Sometimes you see a link like this:

 /bin/ls -> /usr/bin/ls

Q. Why do programs sometimes call a specific path to a program, e.g. they call /bin/ls rather than just ls ?

Problems with cross-links

With shortcuts, if doing a recursive search of disk, can get infinite loop problems, or at least duplication. e.g. List all files on disk. If follow symbolic links may list files twice.

Q. Also, if delete file, do you delete symbolic link? If so, how do you find them - do you have reverse directory of them? Also, I make symbolic link to other user's file. They delete file. They can't delete my link.
A. If link doesn't work, so what. Might even leave it dangling as reminder.

Security

If your directory is accessible by others on your local machine, someone on your machine can make it readable by the world on the Web (either maliciously or accidentally):

cd     /homes/your-userid/public_html
ln -s  /homes/other-userid/dir          shortcut

The world can then read other user's directory through:

http://host/~your-userid/shortcut/

Has valid uses too. Might want to make one of your own dirs visible without having to have it under public_html, e.g. public_html disk is full, dir is on another disk.

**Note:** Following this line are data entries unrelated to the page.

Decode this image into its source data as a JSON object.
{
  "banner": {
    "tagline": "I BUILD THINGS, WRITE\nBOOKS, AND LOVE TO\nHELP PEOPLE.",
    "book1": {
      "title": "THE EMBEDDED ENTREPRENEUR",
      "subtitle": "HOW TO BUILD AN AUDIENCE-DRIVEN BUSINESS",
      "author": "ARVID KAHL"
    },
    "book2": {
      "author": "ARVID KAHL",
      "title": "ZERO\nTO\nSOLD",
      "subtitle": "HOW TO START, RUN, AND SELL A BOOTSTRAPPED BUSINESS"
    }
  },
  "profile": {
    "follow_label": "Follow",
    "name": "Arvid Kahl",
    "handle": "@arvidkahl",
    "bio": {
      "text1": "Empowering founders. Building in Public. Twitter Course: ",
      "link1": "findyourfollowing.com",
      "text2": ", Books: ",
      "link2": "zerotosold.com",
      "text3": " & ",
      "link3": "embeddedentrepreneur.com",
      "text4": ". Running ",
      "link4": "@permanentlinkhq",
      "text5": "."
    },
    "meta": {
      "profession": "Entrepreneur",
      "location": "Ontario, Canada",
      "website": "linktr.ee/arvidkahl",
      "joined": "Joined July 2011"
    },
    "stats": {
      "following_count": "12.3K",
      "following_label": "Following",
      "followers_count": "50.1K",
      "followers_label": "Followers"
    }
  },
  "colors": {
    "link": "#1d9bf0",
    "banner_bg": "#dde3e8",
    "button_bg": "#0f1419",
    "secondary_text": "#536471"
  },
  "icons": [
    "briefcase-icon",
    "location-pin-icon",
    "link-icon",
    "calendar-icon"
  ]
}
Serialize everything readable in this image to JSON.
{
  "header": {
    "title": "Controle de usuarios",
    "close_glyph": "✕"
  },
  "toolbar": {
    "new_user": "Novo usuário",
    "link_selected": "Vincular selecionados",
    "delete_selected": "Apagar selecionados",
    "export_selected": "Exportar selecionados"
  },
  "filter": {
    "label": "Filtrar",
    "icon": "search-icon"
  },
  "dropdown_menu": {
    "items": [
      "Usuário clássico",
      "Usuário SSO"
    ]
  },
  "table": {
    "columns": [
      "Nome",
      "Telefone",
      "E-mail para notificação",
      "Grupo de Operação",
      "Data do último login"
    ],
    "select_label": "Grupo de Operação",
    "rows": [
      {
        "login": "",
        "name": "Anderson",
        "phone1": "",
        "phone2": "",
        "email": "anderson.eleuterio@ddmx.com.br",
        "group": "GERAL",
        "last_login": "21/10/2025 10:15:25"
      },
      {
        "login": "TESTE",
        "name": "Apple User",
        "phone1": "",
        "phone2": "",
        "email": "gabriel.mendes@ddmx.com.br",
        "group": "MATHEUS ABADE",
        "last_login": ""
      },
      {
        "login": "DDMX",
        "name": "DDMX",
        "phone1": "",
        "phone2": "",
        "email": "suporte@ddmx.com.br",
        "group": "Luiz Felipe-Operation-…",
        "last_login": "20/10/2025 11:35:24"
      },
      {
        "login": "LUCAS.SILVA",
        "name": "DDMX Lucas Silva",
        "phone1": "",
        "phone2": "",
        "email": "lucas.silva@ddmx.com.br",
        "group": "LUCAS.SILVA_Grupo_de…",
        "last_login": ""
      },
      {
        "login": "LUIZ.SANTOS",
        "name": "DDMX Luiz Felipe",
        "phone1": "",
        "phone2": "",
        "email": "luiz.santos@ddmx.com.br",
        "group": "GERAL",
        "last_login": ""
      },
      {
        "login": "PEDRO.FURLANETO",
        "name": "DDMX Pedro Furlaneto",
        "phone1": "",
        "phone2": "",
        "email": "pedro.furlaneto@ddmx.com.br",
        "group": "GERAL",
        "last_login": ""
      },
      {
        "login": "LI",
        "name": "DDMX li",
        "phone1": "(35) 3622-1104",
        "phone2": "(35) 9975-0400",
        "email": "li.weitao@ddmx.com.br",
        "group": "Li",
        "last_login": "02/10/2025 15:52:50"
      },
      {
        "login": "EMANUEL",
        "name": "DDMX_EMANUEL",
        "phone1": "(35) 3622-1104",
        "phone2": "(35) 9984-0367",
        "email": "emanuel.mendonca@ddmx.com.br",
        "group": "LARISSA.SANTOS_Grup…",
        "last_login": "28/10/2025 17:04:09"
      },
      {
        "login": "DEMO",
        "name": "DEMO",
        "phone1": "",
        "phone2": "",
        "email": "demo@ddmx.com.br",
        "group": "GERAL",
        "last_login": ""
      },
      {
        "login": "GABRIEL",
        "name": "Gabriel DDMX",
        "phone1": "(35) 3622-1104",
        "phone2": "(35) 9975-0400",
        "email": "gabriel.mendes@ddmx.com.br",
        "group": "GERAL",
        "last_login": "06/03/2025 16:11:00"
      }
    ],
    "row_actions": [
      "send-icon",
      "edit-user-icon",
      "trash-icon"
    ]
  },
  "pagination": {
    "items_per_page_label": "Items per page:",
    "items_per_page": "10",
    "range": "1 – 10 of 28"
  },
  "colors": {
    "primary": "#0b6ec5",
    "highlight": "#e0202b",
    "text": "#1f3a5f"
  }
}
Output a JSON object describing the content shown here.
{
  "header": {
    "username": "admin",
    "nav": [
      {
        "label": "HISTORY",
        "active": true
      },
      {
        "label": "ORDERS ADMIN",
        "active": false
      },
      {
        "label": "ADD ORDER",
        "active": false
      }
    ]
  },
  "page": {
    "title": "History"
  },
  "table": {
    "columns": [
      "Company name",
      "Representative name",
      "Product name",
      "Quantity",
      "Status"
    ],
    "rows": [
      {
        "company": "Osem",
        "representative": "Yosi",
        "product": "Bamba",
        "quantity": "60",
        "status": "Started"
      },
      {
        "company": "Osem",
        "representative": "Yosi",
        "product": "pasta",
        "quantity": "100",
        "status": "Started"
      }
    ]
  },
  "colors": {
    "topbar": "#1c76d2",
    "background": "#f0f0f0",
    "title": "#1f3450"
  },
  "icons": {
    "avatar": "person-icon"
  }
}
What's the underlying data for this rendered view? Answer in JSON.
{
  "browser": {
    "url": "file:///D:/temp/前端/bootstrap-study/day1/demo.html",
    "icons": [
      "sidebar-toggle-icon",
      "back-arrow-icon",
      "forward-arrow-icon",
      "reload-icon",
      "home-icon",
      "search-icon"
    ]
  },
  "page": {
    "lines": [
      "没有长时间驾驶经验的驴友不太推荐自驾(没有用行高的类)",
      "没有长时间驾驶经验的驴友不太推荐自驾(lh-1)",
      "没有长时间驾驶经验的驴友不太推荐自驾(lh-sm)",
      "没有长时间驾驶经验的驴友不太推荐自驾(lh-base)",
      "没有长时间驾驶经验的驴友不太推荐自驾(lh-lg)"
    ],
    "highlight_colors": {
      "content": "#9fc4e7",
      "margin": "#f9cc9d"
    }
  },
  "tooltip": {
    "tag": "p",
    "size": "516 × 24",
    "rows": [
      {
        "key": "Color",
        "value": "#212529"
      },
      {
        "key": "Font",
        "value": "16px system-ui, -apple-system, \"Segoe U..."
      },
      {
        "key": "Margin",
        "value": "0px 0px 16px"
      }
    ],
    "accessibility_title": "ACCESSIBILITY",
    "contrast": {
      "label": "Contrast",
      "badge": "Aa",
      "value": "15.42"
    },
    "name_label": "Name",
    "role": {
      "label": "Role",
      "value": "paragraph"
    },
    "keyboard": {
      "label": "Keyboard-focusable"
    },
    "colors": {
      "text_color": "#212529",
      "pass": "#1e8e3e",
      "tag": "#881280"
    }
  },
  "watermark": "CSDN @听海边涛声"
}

Another example - ftp may only drop you in home directory rather than root directory and you may not be able to go upwards. What you do is put symbolic links in your home directory and you can access any directory through them:

  ln -s /var/mail  email
  ln -s /htdocs    ht

"Hierarchy with some cross-links" a very powerful model

How to structure a large collection of books / computer files / web pages.

A strict hierarchy with no cross-links. e.g. Dewey library system.
A basic hierarchy with some cross-links for difficult points. e.g. Linux file system.
Just a huge number of items and a search engine. e.g. The web.

In genealogy, family trees are no.2. Basically hierarchical, with arbitrary cross-links needed for difficult points, rather than strictly hierarchical as many people seem to think.

Recycle bin (Windows)

Windows Recycle bin visible through GUI, but also visible as directory through Windows command line:

cd c:\$recycle.bin
dir (apparently empty)
dir /ah (show hidden files)

Backup

If it's data (1's and 0's), there's no real excuse for losing it. You can make automated copies and store them all over the world. Disk space is big and cheap. Machines are often idle. The network is always on. Backups can be automated across the network by scripts.

In future, backup and long-term storage will be increasingly important service, like a bank.

Removable media - DVDs, CDs, tapes, USB keys, external hard disk.
v.
Backup to cloud / server. Distributed file system. Network read-write ftp, automated scripts, mirrors.

Other people back you up

Even if you back up nothing, your web pages are being backed up by other people:

Google cache (click on "Cached")
Microsoft cache (click on "Cached page")
Internet Archive
Flickr - network photo storage
Other social media.
Often our data is on a remote backed-up server by default.

Backup policy

Periodically dump entire file system to backup.
v.
Keep a running "mirror", and only backup things that have changed since last time they were synch-ed.

Perhaps only backup user files.
OS, system and application files can be recovered from install CDs / tapes.

Which of these is the most dangerous:

Keep 1 synchronised copy of your files. Backup the changes every night.
Keep 1 synchronised copy of your files. Backup the changes every hour.
Take a copy of all of your files once a week. Keep all these old copies. Do no backups at all during the week.
Take a copy of all of your files once a month. Keep all these old copies. Do no backups at all during the month.

Remember - it may take days or even months before an intrusion and destruction, or accidental damage, is noticed.
User may realise 2 years later that he has deleted some file and needs it back.

VAX/VMS (DEC) could be set to keep all drafts of a file since created.
- The equivalent of ls would hide all except the latest one by default. Unless explicitly asked otherwise.
- Programming with DCL would work with the latest one by default. Unless explicitly asked otherwise.
- Lot to be said for such an approach, now that disk space is cheap.
Versioning file systems
Google Docs saves all old drafts/versions of docs.